A typical graph of the properties of Saturn's atmosphere. In this graph zero altitude is chosen as the top of the troposphere, which is known as the tropopause, and is also the approximate location of the thin haze that obscures our view of the regions below. In otherwise similar graphs, the height at which the pressure is one bar, or equal to that at the surface of the Earth, might be chosen as zero altitude. In the lowest part of the atmosphere, the troposphere, temperature rises at about two Fahrenheit degrees per mile, from over 300 degrees below zero at the tropopause to just above the freezing point of water ice at the bottom of this diagram (and to far greater temperatures further down). Although this temperature gradient is less than for Jupiter (which has a five degree per mile gradient), it is adequate, given Saturn's lower gravity, to make the lower atmosphere "neutrally stratified". This means that it is on the borderline between convective motion, which carries heat up from the interior, and a lack of such motion. Hence as in our atmosphere, this region is at least occasionally mixed by vertical motions, which leads to its designation as a troposphere, or "sphere of mixing".
The gradual change in temperature as we descend causes a change in the kind of ices which make up the various cloud layers.
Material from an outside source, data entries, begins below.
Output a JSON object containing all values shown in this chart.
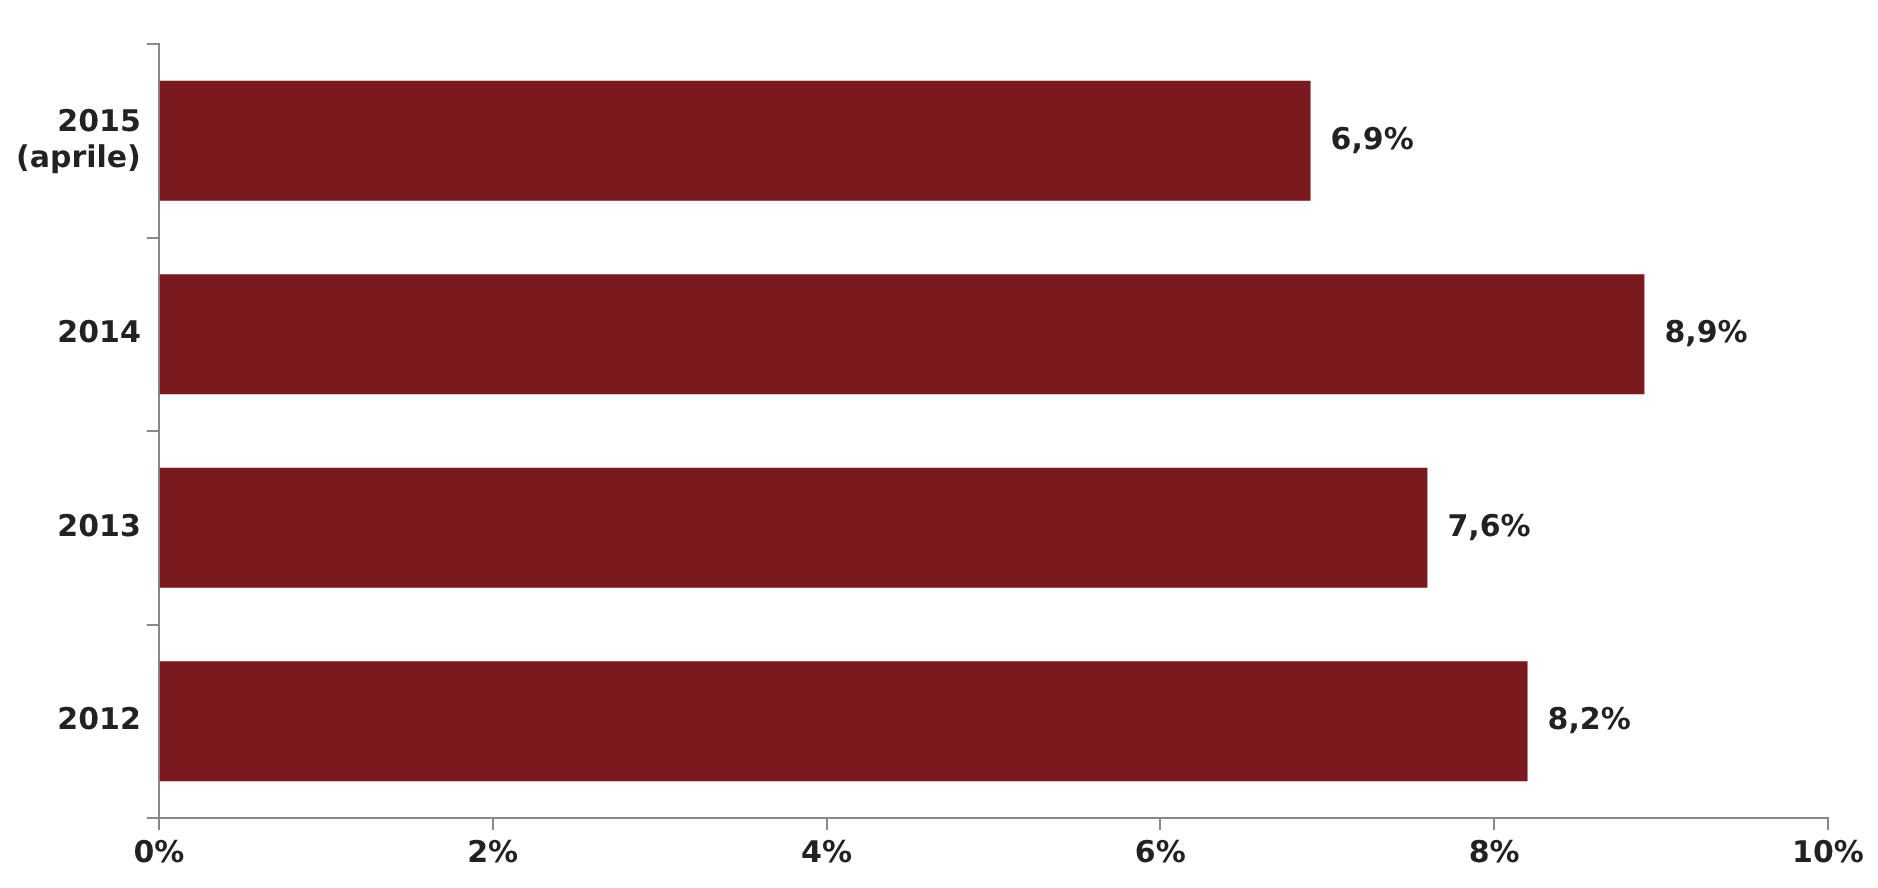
{
  "chart_data": {
    "type": "bar",
    "orientation": "horizontal",
    "categories": [
      "2015\n(aprile)",
      "2014",
      "2013",
      "2012"
    ],
    "values": [
      6.9,
      8.9,
      7.6,
      8.2
    ],
    "value_labels": [
      "6,9%",
      "8,9%",
      "7,6%",
      "8,2%"
    ],
    "color": "#7b1a1e",
    "xlim": [
      0,
      10
    ],
    "xticks": [
      {
        "value": 0,
        "label": "0%"
      },
      {
        "value": 2,
        "label": "2%"
      },
      {
        "value": 4,
        "label": "4%"
      },
      {
        "value": 6,
        "label": "6%"
      },
      {
        "value": 8,
        "label": "8%"
      },
      {
        "value": 10,
        "label": "10%"
      }
    ],
    "grid": false,
    "legend": false
  }
}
The high haze and the bright layer below it are primarily ammonia ice, but ammonium hydrosulfide dominates at greater depths, and still further down water ice is presumed to be the primary cloud component.
As shown at the right of the graph pressure also increases downward, doubling about every twenty miles. This is almost seven times further than required to double the pressure in the Earth's atmosphere, because the light hydrogen gas which makes up the atmosphere expands outward far more than the heavier atmosphere of the Earth would under similar conditions. On the Earth temperature increases a little less than 20 degrees per mile for a little over 3 miles, while density doubles, so the temperature increases about 60 degrees while the density doubles. On Saturn temperature increases only about 2 degrees per mile for around 20 miles while density doubles, so the net temperature increase is about 40 degrees while the density doubles.
As for Jupiter, the source of the heat in Saturn's lower atmosphere is the heat stored inside the planet since its formation, 4.5 billion years ago, plus a little heat added by gravitational compression as the planet cools, and by radioactive decay of heavy elements in its deep interior. But while Jupiter, with a substantially higher temperature gradient and slightly larger size must have central temperatures in excess of 50,000 Fahrenheit degrees, Saturn, with a smaller size and lower temperature gradient, probably has central temperatures of only 20 to 25,000 Fahrenheit degrees.
Finally, it should be noted that although in this diagram temperatures appear to remain low in the "upper" atmosphere, at great height (hundreds of miles above the "surface"), as in the case of the Earth and Jupiter, Saturn must have a thermosphere with kinetic temperatures in excess of 1500 Fahrenheit degrees.